Un Grand Distributeur peut-il « soumettre ou tenter de soumettre » un Grand Industriel ? Mutatis mutandis, une PME peut-elle en soumettre une autre ?

À la suite d’une enquête menée en 2013 et 2014 dans le contexte de la « guerre des prix » entre distributeurs, le ministre de l’Économie a reproché à la société ITM Alimentaire International d’avoir mis en œuvre un plan d’action visant à obtenir, en cours d’exécution des conventions annuelles, des remises supplémentaires de la part de plusieurs fournisseurs — sans contrepartie, et sans aucun élément nouveau justifiant une renégociation.

Issu de la loi LME de 2008 et désormais codifié à l’article L. 442-1, I, 2° du Code de commerce, le déséquilibre significatif interdit à tout opérateur économique de soumettre — ou tenter de soumettre — son partenaire commercial à des obligations créant un déséquilibre significatif dans les droits et obligations des parties.

La question se posait de la possibilité même de soumettre un opérateur économique de même envergure économique. Ici, entre autres fournisseurs, de la part d’Intermarché à l’égard de Colgate.

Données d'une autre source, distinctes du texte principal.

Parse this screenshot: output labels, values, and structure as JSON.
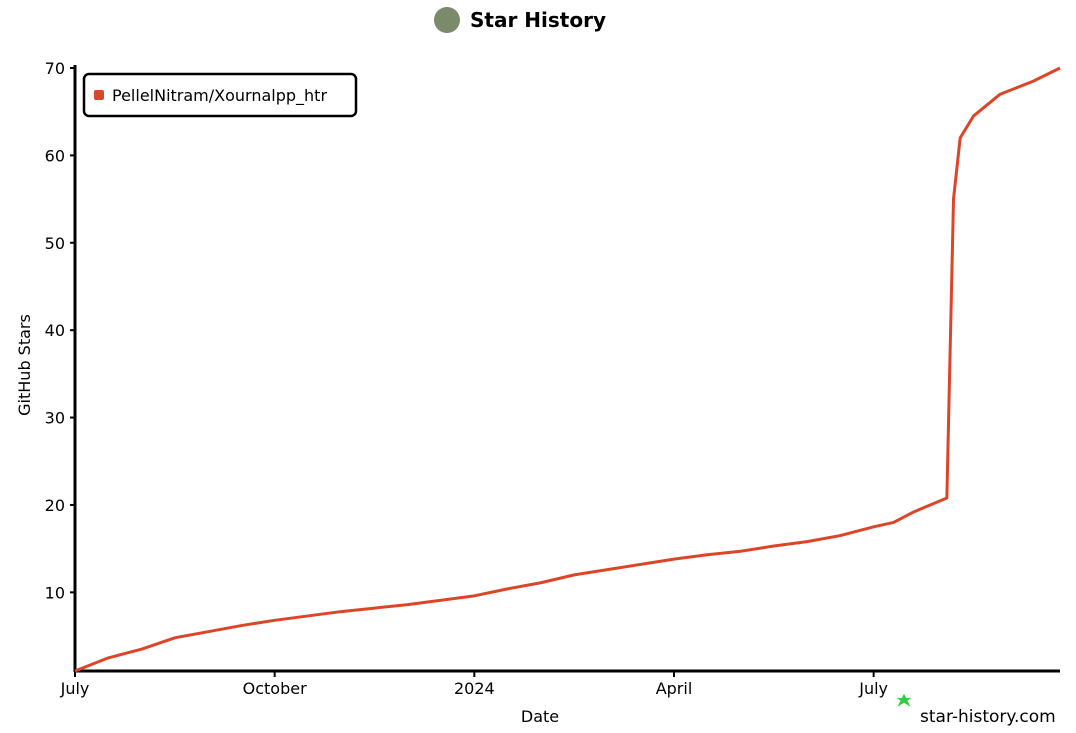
{
  "chart_data": {
    "type": "line",
    "title": "Star History",
    "x_label": "Date",
    "y_label": "GitHub Stars",
    "watermark": "star-history.com",
    "x": [
      0,
      0.5,
      1,
      1.5,
      2,
      2.5,
      3,
      3.5,
      4,
      4.5,
      5,
      5.5,
      6,
      6.5,
      7,
      7.5,
      8,
      8.5,
      9,
      9.5,
      10,
      10.5,
      11,
      11.5,
      12,
      12.3,
      12.6,
      13.1,
      13.2,
      13.3,
      13.5,
      13.9,
      14.4,
      14.8
    ],
    "series": [
      {
        "name": "PellelNitram/Xournalpp_htr",
        "color": "#dd4528",
        "values": [
          1,
          2.5,
          3.5,
          4.8,
          5.5,
          6.2,
          6.8,
          7.3,
          7.8,
          8.2,
          8.6,
          9.1,
          9.6,
          10.4,
          11.1,
          12.0,
          12.6,
          13.2,
          13.8,
          14.3,
          14.7,
          15.3,
          15.8,
          16.5,
          17.5,
          18,
          19.2,
          20.8,
          55,
          62,
          64.5,
          67,
          68.5,
          70
        ]
      }
    ],
    "xlim": [
      0,
      14.8
    ],
    "xticks": [
      {
        "value": 0,
        "label": "July"
      },
      {
        "value": 3,
        "label": "October"
      },
      {
        "value": 6,
        "label": "2024"
      },
      {
        "value": 9,
        "label": "April"
      },
      {
        "value": 12,
        "label": "July"
      }
    ],
    "ylim": [
      1,
      70
    ],
    "yticks": [
      10,
      20,
      30,
      40,
      50,
      60,
      70
    ],
    "legend": "top-left"
  }
}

La Cour de cassation apporte un éclaircissement structurant sur la condition de soumission. Elle pose en principe :

« L’absence d’asymétrie dans la puissance économique respective des parties n’exclut pas la mise en œuvre des dispositions de l’article L. 442-6, I, 2° du Code de commerce. »

Autrement dit, le déséquilibre significatif ne suppose pas l’existence d’un déséquilibre structurel du rapport de forces. Même entre partenaires d’une puissance économique similaire ou comparable, une pratique peut caractériser une soumission ou tentative de soumission.

La Cour valide également l’approche des juges du fond sur l’appréciation du déséquilibre lui-même : dans un contexte où les pratiques ont précisément pour objet de bouleverser l’économie de la convention annuelle, l’analyse peut se concentrer sur la comparaison des remises exigées et des contreparties offertes. L’absence ou le caractère dérisoire de ces contreparties suffit à caractériser le déséquilibre — indépendamment des résultats économiques globaux des fournisseurs. La Cour note par ailleurs que l’imposition uniforme de remises substantielles « sans autre raison que la recherche d’une meilleure rentabilité et sans égard pour l’idée de coopération commerciale » pourrait aujourd’hui être appréhendée sous l’angle de l’avantage sans contrepartie (art. L. 442-1, I, 1° C. com. – à noter que la Cour de cassation vise ici l’ancienne numérotation en vigueur à l’époque des faits).

Le comportement coercitif (obtention de remises en cours d’exécution sans contrepartie, sous pression) devient l’élément central d’appréciation.

Cet arrêt élargit considérablement le périmètre d’application de l’article L. 442-1. Toute entreprise — même puissante, même face à un partenaire de taille comparable — peut être sanctionnée si elle obtient des avantages financiers en cours d’exécution sans contrepartie réelle.